Your resource needs some metadata, take a look at the example:
https://github.com/argoproj/argo-workflows/blob/master/examples/k8s-resource-log-selector.yaml
@ajkaanbal This is for pulling the logs from the pods created by the spark CRD (spark-driver, spark-executor)
In the Argo UI I see these logs:
I want to be able to archive those logs.
@Freia3 Current Resource template will not support archiving the log. Do you like to work on this enhancement?

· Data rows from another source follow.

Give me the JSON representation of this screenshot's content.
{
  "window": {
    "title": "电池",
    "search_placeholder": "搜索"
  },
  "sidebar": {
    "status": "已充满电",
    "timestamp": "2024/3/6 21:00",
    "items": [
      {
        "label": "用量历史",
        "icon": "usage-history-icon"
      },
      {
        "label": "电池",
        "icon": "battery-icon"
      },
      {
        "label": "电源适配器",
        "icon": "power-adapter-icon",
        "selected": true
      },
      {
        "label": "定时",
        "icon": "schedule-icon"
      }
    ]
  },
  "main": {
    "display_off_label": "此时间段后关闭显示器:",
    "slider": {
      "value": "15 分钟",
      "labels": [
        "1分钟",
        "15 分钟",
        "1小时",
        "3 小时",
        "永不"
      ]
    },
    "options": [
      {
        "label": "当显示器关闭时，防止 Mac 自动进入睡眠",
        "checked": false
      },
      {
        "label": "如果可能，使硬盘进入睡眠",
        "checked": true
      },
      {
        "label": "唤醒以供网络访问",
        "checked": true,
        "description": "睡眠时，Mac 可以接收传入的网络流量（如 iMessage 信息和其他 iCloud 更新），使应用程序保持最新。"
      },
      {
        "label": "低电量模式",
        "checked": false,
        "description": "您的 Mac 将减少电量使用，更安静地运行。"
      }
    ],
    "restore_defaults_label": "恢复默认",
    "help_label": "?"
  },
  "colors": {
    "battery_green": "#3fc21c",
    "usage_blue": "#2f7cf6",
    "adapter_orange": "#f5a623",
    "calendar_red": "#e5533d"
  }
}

@sarabala1979 Ok, thanks for the information, couldn't find this in the docs. No, I can't work on this enhancement.
@sarabala1979 Hello I wish to contribute on this one, It is relevant for my team and I believe that the fix is straightforward.
From what Ive seen there are to ways to solve it,
- Make the
argoexec resource
store the logs as artifact usingexecutor.WorkflowExecutor.SaveLogs
- I still need to check if it will be able to store its own container logs while still running - Initiate wait container for resource pods which by design stores logs of the main container here - I worry about redundant error reporting but I think it is safe
tbh I think 2 is a better option, wdyt?
I'm probably in agreement about 2 being the right way to do it. @sarabala1979, can you pitch in?
Hey @sarabala1979 do you want me to create pull request?